Health issues often seen in the Yorkshire Terrier include bronchitis, lymphangiectasia, hepatic lipidosis, cataracts and keratitis sicca. Additionally, injection reactions (inflammation or hair loss at the site of an injection) are common.

Another common health condition in Yorkies are their sensitive skin. The most common type of skin conditions Yorkies face are brought on by allergic reactions to seasonal pollen, pollution, food, and sometimes the air itself. Their coats may get very dry due to scratching and biting and eventually leading to massive hair loss.

Yorkies often have a delicate digestive system, with vomiting or diarrhea resulting from consumption of foods outside of a regular diet. They are usually picky with which foods they eat. They usually will not eat what they don't like, it will be left aside. Trying to mix foods is not a good idea because they tend not to enjoy it.

The relatively small size of the Yorkshire Terrier means that it usually has a poor tolerance for anesthesia. Additionally, a toy dog such as the Yorkie is more likely to be injured by falls, other dogs and owner clumsiness. Due to their small size, Yorkies may be endangered if kept in the house with an undiscerning or abusive person, especially a child. Many breeders and rescue organizations will not allow their Yorkies to go to families with young children, because of the risk it poses to the dog.

The life span of a healthy Yorkie is 8-15 years. Under-sized Yorkies (3 pounds or less) generally have a shorter life span, as they are especially prone to health problems such as chronic diarrhea and vomiting, are even more sensitive to anesthesia, and are more easily injured.


Hypoglycemia

Low blood sugar in puppies, or transient juvenile hypoglycemia, is caused by fasting (too much time between meals). In rare cases hypoglycemia may continue to be a problem in mature, usually very small, Yorkies. It is often seen in Yorkie puppies at 5 to 16 weeks of age. Very tiny Yorkie puppies are especially predisposed to hypoglycemia because a lack of muscle mass makes it difficult to store glucose and regulate blood sugar. Factors such as stress, fatigue, a cold environment, poor nutrition, and a change in diet or feeding schedule may bring on hypoglycemia.
Low blood sugar can also be the result of a bacterial infection, parasite, or portosystemic liver shunt. Hypoglycemia causes the puppy to become drowsy, listless (glassy-eyed), shaky and uncoordinated, since the brain relies on sugar to function. Additionally, a hypoglycemic Yorkie may have a lower than normal body temperature and, in extreme cases, may have a seizure or go into a coma.
A dog showing symptoms should be treated by a veterinarian immediately, as prolonged or recurring attacks of hypoglycemia can permanently damage the dog's brain. In severe cases it can be fatal.


Genetic defects

As with many purebred dogs, the Yorkshire Terrier is prone to certain genetic disorders, including distichiasis, hydrocephalus, hypoplasia of dens, Legg-Perthes disease, patellar luxation, portosystemic shunt, retinal dysplasia, tracheal collapse and bladder stones. The following are among the most common congenital defects that affect Yorkies:

Distichiae, eyelashes arising from an abnormal spot (usually the duct of the meibomian gland at the edge of the eyelid), are often found in Yorkies. Distichiae can irritate the eye and cause tearing, squinting, inflammation, and corneal abrasions or corneal ulcers and scarring. Treatment options may include manual removal, electrolysis or surgery. Hypoplasia of dens is a non-formation of the pivot point of the second cervical vertebra, which leads to spinal cord damage. Onset of the condition may occur at any age, producing signs ranging from neck pain to quadriplegia.

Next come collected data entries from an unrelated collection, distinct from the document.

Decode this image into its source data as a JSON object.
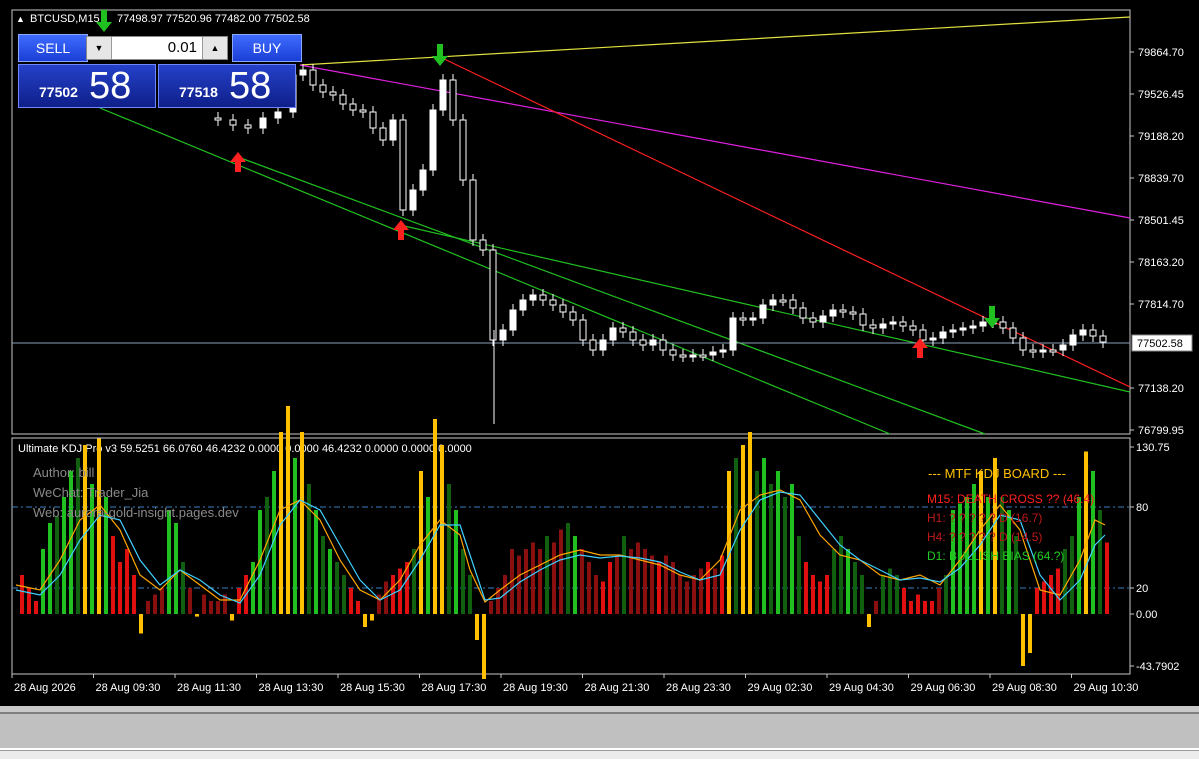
{
  "header": {
    "symbol_label": "BTCUSD,M15",
    "ohlc": "77498.97 77520.96 77482.00 77502.58"
  },
  "trade_panel": {
    "sell_label": "SELL",
    "buy_label": "BUY",
    "lot": "0.01",
    "sell_price_main": "77502",
    "sell_price_big": "58",
    "buy_price_main": "77518",
    "buy_price_big": "58"
  },
  "price_axis": {
    "ticks": [
      "79864.70",
      "79526.45",
      "79188.20",
      "78839.70",
      "78501.45",
      "78163.20",
      "77814.70",
      "77138.20",
      "76799.95"
    ],
    "current_price": "77502.58"
  },
  "indicator": {
    "title": "Ultimate KDJ Pro v3 59.5251 66.0760 46.4232 0.0000 0.0000 46.4232 0.0000 0.0000 0.0000",
    "author": "Author: bill",
    "wechat": "WeChat: Trader_Jia",
    "web": "Web: aurora-gold-insight.pages.dev",
    "axis_ticks": [
      "130.75",
      "80",
      "20",
      "0.00",
      "-43.7902"
    ],
    "board": {
      "title": "--- MTF KDJ BOARD ---",
      "lines": [
        {
          "text": "M15: DEATH CROSS ?? (46.4)",
          "color": "#ff2020"
        },
        {
          "text": "H1: ? ? ? ? ? D (16.7)",
          "color": "#c01818"
        },
        {
          "text": "H4: ? ? ? ? ? D (14.5)",
          "color": "#c01818"
        },
        {
          "text": "D1: BULLISH BIAS (64.?)",
          "color": "#22cc22"
        }
      ]
    }
  },
  "time_axis": [
    "28 Aug 2026",
    "28 Aug 09:30",
    "28 Aug 11:30",
    "28 Aug 13:30",
    "28 Aug 15:30",
    "28 Aug 17:30",
    "28 Aug 19:30",
    "28 Aug 21:30",
    "28 Aug 23:30",
    "29 Aug 02:30",
    "29 Aug 04:30",
    "29 Aug 06:30",
    "29 Aug 08:30",
    "29 Aug 10:30"
  ],
  "colors": {
    "background": "#000000",
    "candle": "#ffffff",
    "trend_green": "#20c020",
    "trend_red": "#ff2020",
    "trend_magenta": "#e020e0",
    "trend_yellow": "#e0e040",
    "arrow_up": "#ff2020",
    "arrow_down": "#20c020",
    "k_line": "#ffa500",
    "d_line": "#40d0ff",
    "hist_gold": "#ffc000",
    "hist_green": "#20c020",
    "hist_darkgreen": "#106010",
    "hist_red": "#e01010",
    "hist_darkred": "#8a1010"
  }
}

Legg-Perthes disease, which causes the top of the femur (thigh bone) to degenerate, occurs in Yorkies more than in any other breed. The condition appears to result from insufficient circulation to the area around the hip joint. As the blood supply is reduced, the bone in the head of the femur collapses and dies and the cartilage coating around it becomes cracked and deformed. Usually the disease appears when the Yorkie is young (between five and eight months of age); signs are pain, limping or lameness.
The standard treatment is surgery to remove the affected part of the bone. Following surgery, muscles hold the femur in place and fibrous tissue forms in the area of removal to prevent bone rubbing on bone. Although the affected leg will be slightly shorter than prior to surgery, the Yorkie may regain almost normal use.

Luxating patellas (slipping kneecaps) are another common genetic defect in Yorkies. Weak ligaments and tendons in the knee or malformed (too shallow) patellar grooves, allow the patella to slip out of its groove sideways. This causes the leg to 'lock up' with the foot held off the ground. A dog with this problem may experience frequent pain and lameness or may be bothered by it only on occasion. Over time, the patellar ridges can become worn down, making the groove even more shallow and causing the dog to become increasingly lame.
Surgery is the main treatment option available for luxating patellas, although it is not necessary for every dog with the condition.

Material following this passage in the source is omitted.